ついていけずにぽかんと口を半開きにする。何を言ってるんだろうこの人は。本当に国王なのか?偽物ではないのかとさえ思ってきた。サングラスで目は見えないが、射抜くような眼差しに見つめられてだんだん帰りたくなってくる。


「あの、帰っていいですか」


ばっさりそう申し出ると、いきなり国王は肩を揺らして豪快に笑い出した。


「フッフッフ!そう来たか。おもしれェな。帰らせねェよ、お嬢ちゃん」
「…帰ります。さようなら」
「おっと、そうつれねェこと言うなよ。フッフッフ!」


くるりと踵を返して早歩きで去ろうとしたとき、足が動かなくなった。がち、と固まって動かない。


「…え?」


自分の意思を無視して、体が動き出す。振り返って国王の方を見て、国王の元へとが歩き出したのだ。冷や汗が出て来る。何がどうなってる。


「フッフッフ…もうお前は逃げられねェよ」
「か、体が…どうなってるの?」


体は国王の元へ勝手に歩いていき、至近距離まで来る。そう、手を伸ばされたら簡単に引き寄せられる距離まで。


「名前は?」
「……おなまえ…」


答えないつもりだったのに、有無を言わさない気迫と威圧感。私はほぼ反射的に答えていて、ふっと口角を上げる国王の表情に釘付けになっていた。

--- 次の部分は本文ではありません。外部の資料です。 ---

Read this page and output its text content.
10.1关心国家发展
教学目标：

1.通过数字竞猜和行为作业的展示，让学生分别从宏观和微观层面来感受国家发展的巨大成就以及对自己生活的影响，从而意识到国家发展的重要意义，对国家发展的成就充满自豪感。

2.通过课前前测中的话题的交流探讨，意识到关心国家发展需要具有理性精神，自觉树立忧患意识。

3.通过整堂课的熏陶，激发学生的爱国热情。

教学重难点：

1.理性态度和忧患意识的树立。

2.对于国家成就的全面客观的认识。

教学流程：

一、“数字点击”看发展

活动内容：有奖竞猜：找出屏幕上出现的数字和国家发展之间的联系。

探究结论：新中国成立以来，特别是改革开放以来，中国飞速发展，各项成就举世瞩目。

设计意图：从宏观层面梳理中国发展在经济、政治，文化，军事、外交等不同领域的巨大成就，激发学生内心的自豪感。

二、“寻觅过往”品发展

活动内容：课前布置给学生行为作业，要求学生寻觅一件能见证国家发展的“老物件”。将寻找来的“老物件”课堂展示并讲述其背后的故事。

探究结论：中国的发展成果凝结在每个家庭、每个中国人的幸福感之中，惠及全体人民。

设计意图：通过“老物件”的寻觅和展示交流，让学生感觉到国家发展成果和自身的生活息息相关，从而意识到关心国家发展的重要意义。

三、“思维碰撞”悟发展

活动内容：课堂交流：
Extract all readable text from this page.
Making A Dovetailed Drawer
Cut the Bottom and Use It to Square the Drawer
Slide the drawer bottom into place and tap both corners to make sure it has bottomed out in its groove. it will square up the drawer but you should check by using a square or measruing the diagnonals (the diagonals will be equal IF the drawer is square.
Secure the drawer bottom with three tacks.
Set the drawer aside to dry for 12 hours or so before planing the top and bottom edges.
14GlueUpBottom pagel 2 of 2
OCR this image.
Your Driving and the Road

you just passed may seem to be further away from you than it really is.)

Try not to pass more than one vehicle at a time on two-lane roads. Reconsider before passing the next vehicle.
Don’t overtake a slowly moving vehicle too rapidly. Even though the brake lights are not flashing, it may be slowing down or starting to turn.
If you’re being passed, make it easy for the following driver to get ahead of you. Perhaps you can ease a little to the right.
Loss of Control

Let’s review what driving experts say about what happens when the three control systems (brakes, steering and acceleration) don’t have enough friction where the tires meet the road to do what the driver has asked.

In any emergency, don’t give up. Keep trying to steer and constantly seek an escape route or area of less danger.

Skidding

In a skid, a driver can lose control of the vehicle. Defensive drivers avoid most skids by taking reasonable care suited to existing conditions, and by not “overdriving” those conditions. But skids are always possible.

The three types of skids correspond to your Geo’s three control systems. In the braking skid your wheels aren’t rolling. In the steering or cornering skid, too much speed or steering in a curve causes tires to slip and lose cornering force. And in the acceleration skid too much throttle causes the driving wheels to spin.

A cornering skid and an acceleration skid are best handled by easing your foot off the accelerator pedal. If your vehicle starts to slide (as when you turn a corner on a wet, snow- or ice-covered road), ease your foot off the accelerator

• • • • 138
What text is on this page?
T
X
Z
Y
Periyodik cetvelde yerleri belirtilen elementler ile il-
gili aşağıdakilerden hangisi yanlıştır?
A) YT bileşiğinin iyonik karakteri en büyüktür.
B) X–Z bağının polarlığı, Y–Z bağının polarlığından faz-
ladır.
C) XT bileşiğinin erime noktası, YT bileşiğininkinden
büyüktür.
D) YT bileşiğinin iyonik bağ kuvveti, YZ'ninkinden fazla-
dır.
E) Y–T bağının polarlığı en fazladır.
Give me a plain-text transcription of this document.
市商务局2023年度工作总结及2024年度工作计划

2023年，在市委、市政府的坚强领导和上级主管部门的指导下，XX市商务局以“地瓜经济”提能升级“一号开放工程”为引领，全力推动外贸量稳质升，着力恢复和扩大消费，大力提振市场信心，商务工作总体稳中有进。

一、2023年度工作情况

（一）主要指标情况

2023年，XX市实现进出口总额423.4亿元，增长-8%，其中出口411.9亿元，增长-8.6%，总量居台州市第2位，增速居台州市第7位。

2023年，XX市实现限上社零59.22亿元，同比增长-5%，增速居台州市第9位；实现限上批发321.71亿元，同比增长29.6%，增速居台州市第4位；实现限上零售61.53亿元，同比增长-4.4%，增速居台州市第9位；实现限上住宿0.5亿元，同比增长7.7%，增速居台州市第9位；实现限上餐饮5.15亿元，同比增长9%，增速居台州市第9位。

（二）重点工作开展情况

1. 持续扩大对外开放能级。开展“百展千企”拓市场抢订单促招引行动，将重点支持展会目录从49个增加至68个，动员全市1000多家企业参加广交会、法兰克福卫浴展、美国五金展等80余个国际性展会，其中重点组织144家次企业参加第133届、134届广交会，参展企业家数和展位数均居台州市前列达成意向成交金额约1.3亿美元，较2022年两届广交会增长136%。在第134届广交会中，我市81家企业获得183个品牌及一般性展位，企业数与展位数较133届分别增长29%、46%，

「おなまえ。もうお前は俺のものだ、すぐに俺なしじゃ生きていけなくしてやる。俺の愛するキティ」


モフモフの上着に包まれたまま、顎を指で上げられて見つめあう。嫌なはずだし、逃げ出して帰りたいのはこうしている今だって変わらないのに、一度高鳴った胸はどうにも抑えられないのだ。